Paura per i giocatori della squadra cremasca che sabato sono scesi in campo per la partita di calcio contro la Picchio Somaglia, la squadra di calcio dove milita il 38enne contagiato da coronavirus a Codogno, nel Lodigiano. I giocatori della Amatori Sabbioni hanno infatti disputato una gara sabato pomeriggio, pochi giorni prima che l'uomo accusasse i primi sintomi del virus e si recasse in ospedale a Codogno: erano tutti ignari di ciò che sarebbe accaduto e per questo il match tra le due squadre si è svolto regolarmente.
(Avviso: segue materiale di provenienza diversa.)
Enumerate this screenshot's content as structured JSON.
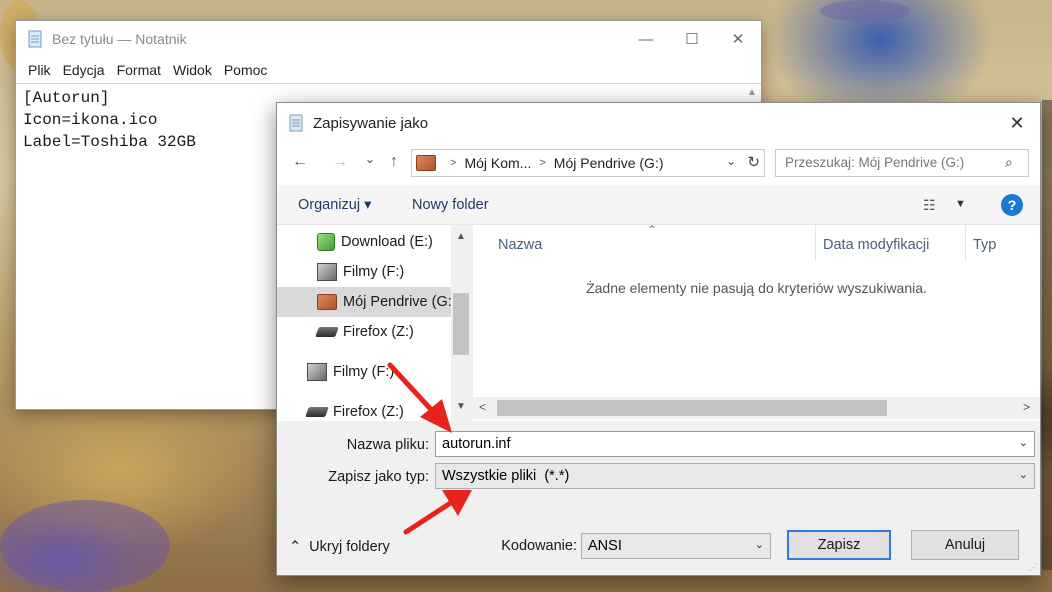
{
  "notepad": {
    "title": "Bez tytułu — Notatnik",
    "menu": [
      "Plik",
      "Edycja",
      "Format",
      "Widok",
      "Pomoc"
    ],
    "content_lines": [
      "[Autorun]",
      "Icon=ikona.ico",
      "Label=Toshiba 32GB"
    ],
    "controls": {
      "minimize": "—",
      "maximize": "☐",
      "close": "✕"
    }
  },
  "dialog": {
    "title": "Zapisywanie jako",
    "close": "✕",
    "nav": {
      "back": "←",
      "forward": "→",
      "recent": "⌄",
      "up": "↑"
    },
    "breadcrumb": [
      "Mój Kom...",
      "Mój Pendrive (G:)"
    ],
    "search_placeholder": "Przeszukaj: Mój Pendrive (G:)",
    "toolbar": {
      "organize": "Organizuj",
      "organize_caret": "▾",
      "new_folder": "Nowy folder",
      "help": "?"
    },
    "tree": [
      {
        "label": "Download (E:)",
        "icon": "green-drive",
        "selected": false
      },
      {
        "label": "Filmy (F:)",
        "icon": "grey-drive",
        "selected": false
      },
      {
        "label": "Mój Pendrive (G:)",
        "icon": "pendrive",
        "selected": true
      },
      {
        "label": "Firefox (Z:)",
        "icon": "disk",
        "selected": false
      },
      {
        "label": "Filmy (F:)",
        "icon": "grey-drive",
        "selected": false
      },
      {
        "label": "Firefox (Z:)",
        "icon": "disk",
        "selected": false
      }
    ],
    "columns": [
      "Nazwa",
      "Data modyfikacji",
      "Typ"
    ],
    "empty_message": "Żadne elementy nie pasują do kryteriów wyszukiwania.",
    "filename_label": "Nazwa pliku:",
    "filename_value": "autorun.inf",
    "filetype_label": "Zapisz jako typ:",
    "filetype_value": "Wszystkie pliki  (*.*)",
    "hide_folders": "Ukryj foldery",
    "encoding_label": "Kodowanie:",
    "encoding_value": "ANSI",
    "save": "Zapisz",
    "cancel": "Anuluj"
  },
  "colors": {
    "arrow": "#e8231b",
    "accent": "#2e7be0",
    "help": "#1e78d2"
  }
}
Ora è probabile che anche i giocatori che erano in campo sabato saranno sottoposti ai controlli del caso: il terzo caso riscontrato la scorsa notte a Codogno riguarda infatti proprio un conoscente del 38enne che come ha sottolineato l'assessore Gallera, condivideva con lui momenti sportivi. Il match in programma domani proprio tra Picchio Somaglia, la squadra del 38enne e il Cremosano è stato sospeso.

I primi sei casi di contagio in Lombardia

Intanto migliorano leggermente le condizioni del 38enne di Castiglione d'Adda, primo caso di contagio in Italia da Coronavirus: l'uomo si era recato al pronto soccorso di Codogno una prima volta il 18 febbraio con febbre alta, era stato rimandato a casa ed era poi tornato in ospedale il 19 febbraio con una grave crisi respiratoria. Il 38enne è ricoverato in gravi condizioni nel reparto di Terapia intensiva dell'ospedale di Codogno. Contagiati da Coronavirus anche la moglie del 38enne e un amico: la donna, insegnante di educazione fisica all'ottavo mese di gravidanza all'ospedale Sacco di Milano, attrezzato come lo Spallanzani di Roma per le bioemergenze. In mattinata durante una conferenza stampa in regione Lombardia l'assessore Gallera ha fatto sapere che sono altre tre le persone risultate positive al virus.